After letters testamentary were issued, Ramsay, Sr., as surviving spouse, formally renounced the will and ultimately, upon distribution, received his statutory share consisting of one-third of all his wife’s net assets. Thereupon he executed the following instrument: “The above assets are received in full payment and satisfaction of the undersigned’s distributive share of the Estate. . .”

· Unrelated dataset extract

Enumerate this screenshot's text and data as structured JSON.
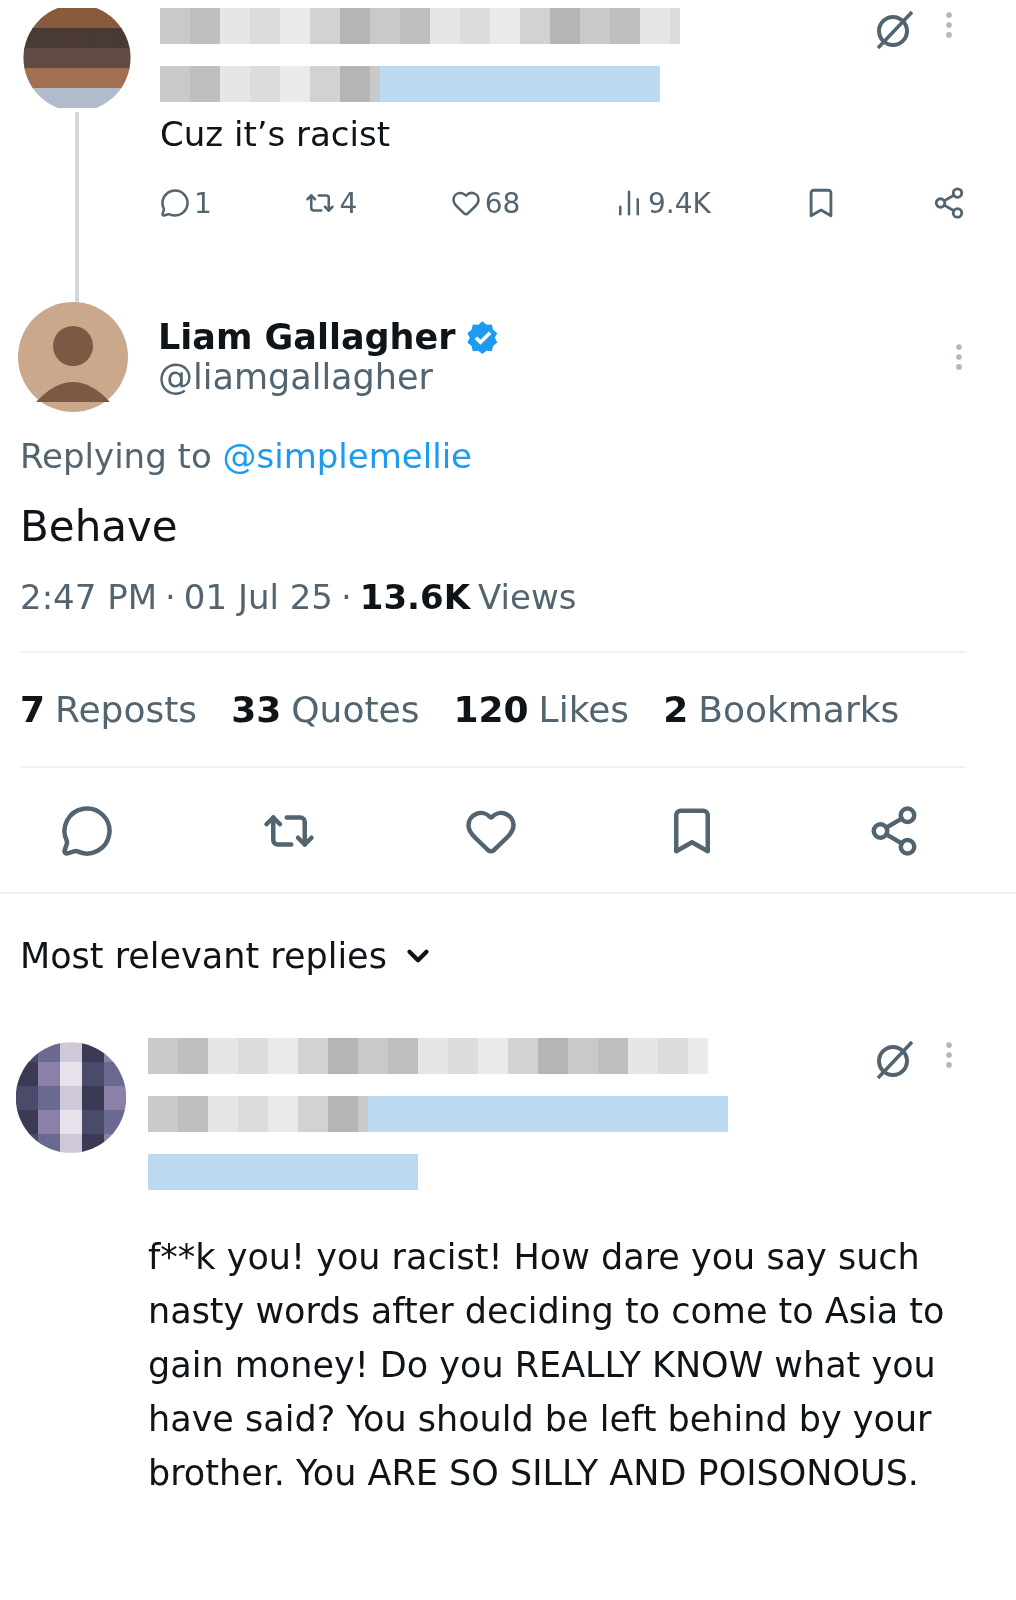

Gordon Ramsay, Jr., and his brother Kenneth also received a part of their mother’s estate; however, their respective distributions were as originally provided for in the will. Like their father, both brothers, upon receiving their legacies, executed instruments stating that the assets received by each were in “full payment of my distributive share under the Will of Edith Symonds Ramsay.” When the chancellor heard the motion to dismiss filed herein, Kenneth and Gordon Ramsay, Jr., in an effort to resist the plea that these instruments were in the nature of releases, filed affidavits alleging that they had executed the instruments solely at their brother Robert’s request, and they now claim that they signed only because they relied completely on Robert’s representation that the documents were mere receipts.

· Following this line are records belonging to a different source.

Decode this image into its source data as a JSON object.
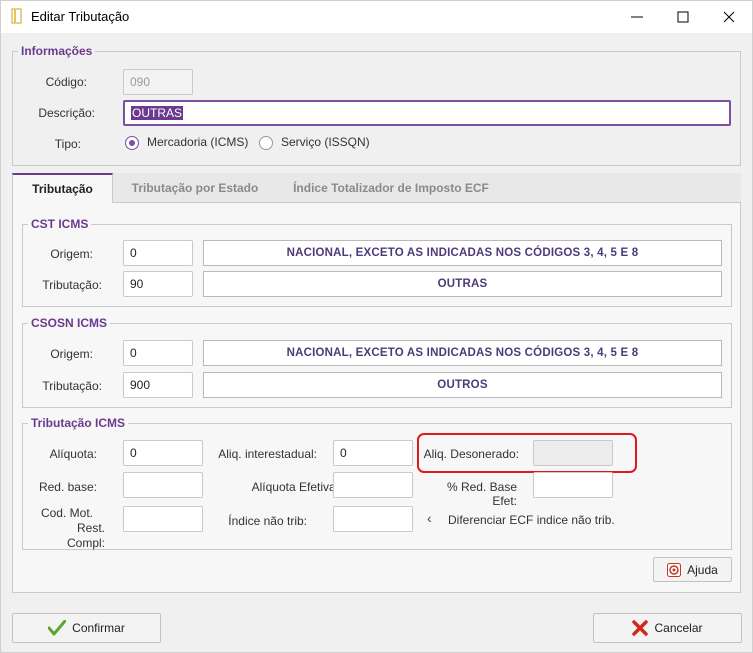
{
  "window": {
    "title": "Editar Tributação"
  },
  "informacoes": {
    "title": "Informações",
    "codigo_label": "Código:",
    "codigo_value": "090",
    "descricao_label": "Descrição:",
    "descricao_value": "OUTRAS",
    "tipo_label": "Tipo:",
    "tipo_options": [
      {
        "label": "Mercadoria (ICMS)",
        "selected": true
      },
      {
        "label": "Serviço (ISSQN)",
        "selected": false
      }
    ]
  },
  "tabs": [
    {
      "label": "Tributação",
      "active": true
    },
    {
      "label": "Tributação por Estado",
      "active": false
    },
    {
      "label": "Índice Totalizador de Imposto ECF",
      "active": false
    }
  ],
  "cst_icms": {
    "title": "CST ICMS",
    "origem_label": "Origem:",
    "origem_value": "0",
    "origem_desc": "NACIONAL, EXCETO AS INDICADAS NOS CÓDIGOS 3, 4, 5 E 8",
    "tributacao_label": "Tributação:",
    "tributacao_value": "90",
    "tributacao_desc": "OUTRAS"
  },
  "csosn_icms": {
    "title": "CSOSN ICMS",
    "origem_label": "Origem:",
    "origem_value": "0",
    "origem_desc": "NACIONAL, EXCETO AS INDICADAS NOS CÓDIGOS 3, 4, 5 E 8",
    "tributacao_label": "Tributação:",
    "tributacao_value": "900",
    "tributacao_desc": "OUTROS"
  },
  "tributacao_icms": {
    "title": "Tributação ICMS",
    "aliquota_label": "Alíquota:",
    "aliquota_value": "0",
    "aliq_interestadual_label": "Aliq. interestadual:",
    "aliq_interestadual_value": "0",
    "aliq_desonerado_label": "Aliq. Desonerado:",
    "aliq_desonerado_value": "",
    "red_base_label": "Red. base:",
    "red_base_value": "",
    "aliquota_efetiva_label": "Alíquota Efetiva:",
    "aliquota_efetiva_value": "",
    "pct_red_base_efet_label": "% Red. Base Efet:",
    "pct_red_base_efet_value": "",
    "cod_mot_label_line1": "Cod. Mot.",
    "cod_mot_label_line2": "Rest. Compl:",
    "cod_mot_value": "",
    "indice_nao_trib_label": "Índice não trib:",
    "indice_nao_trib_value": "",
    "diferenciar_label": "Diferenciar ECF indice não trib."
  },
  "buttons": {
    "ajuda": "Ajuda",
    "confirmar": "Confirmar",
    "cancelar": "Cancelar"
  },
  "colors": {
    "accent": "#6b3a8e",
    "highlight": "#e0191e"
  }
}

Late in 1949 when Robert as executor was ready to close his mother’s estate, he submitted his final accounts for the court’s approval. Ramsay, Sr., in his capacity as surviving spouse, filed various objections to Robert’s accounting. One of the objections was that Robert had paid too much Illinois inheritance tax because the tax was computed on the theory that Robert was “to receive his residuary legacy under the Will . . . unconditionally, whereas in truth and in fact this residuary legacy is to be held for the use and benefit of the members of the family; a disclosure of the true facts would result in a saving of Illinois Inheritance Taxes.” Hearing upon these objections was had in January 1950; early in the proceeding the Probate Judge stated that he had previously held “that there was no obligation under the Will to hold any of these assets in trust . . .” Accordingly, most of the hearing reported was concerned with the propriety of attorney and executor fees. Kenneth and Gordon Ramsay, Jr., both testified in support of their father’s objections. After proofs were closed, the Probate Court orally ruled upon each of the objections. Objection No. 3, relating to the computation of the Hlinois inheritance tax, was specifically overruled. No appeal was taken from that ruling. Decedent’s estate was closed in December 1953, and this suit was filed some thirteen months later.

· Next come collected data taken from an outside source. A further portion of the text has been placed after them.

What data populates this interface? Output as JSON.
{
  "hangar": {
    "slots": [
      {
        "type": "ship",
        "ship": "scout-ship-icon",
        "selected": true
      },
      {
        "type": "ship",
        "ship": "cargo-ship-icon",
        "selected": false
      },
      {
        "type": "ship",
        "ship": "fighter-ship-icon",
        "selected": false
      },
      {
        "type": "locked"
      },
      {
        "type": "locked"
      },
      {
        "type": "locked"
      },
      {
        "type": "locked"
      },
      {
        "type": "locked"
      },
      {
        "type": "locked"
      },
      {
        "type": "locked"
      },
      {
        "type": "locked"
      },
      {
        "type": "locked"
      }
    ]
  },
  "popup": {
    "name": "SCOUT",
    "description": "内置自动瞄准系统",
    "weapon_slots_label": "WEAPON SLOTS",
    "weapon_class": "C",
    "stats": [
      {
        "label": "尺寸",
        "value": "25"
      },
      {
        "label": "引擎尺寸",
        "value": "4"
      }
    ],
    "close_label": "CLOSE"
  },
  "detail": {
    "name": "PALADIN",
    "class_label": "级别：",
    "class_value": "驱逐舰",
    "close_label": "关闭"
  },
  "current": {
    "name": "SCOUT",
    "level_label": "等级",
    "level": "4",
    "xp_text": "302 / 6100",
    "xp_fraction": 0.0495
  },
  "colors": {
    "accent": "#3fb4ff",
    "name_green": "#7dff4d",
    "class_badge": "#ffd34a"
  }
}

It will be noted that count II involved a totally separate cause of action between Ramsay, Sr., as plaintiff, and his son Robert and the American National Bank as defendants. It appears that in 1902 Ramsay, Sr., acquired the realty located at 100 Beach Road, Glencoe, Illinois, taking title by warranty deed. He held this property until 1908, at which time he conveyed all his interest to his mother by warranty deed.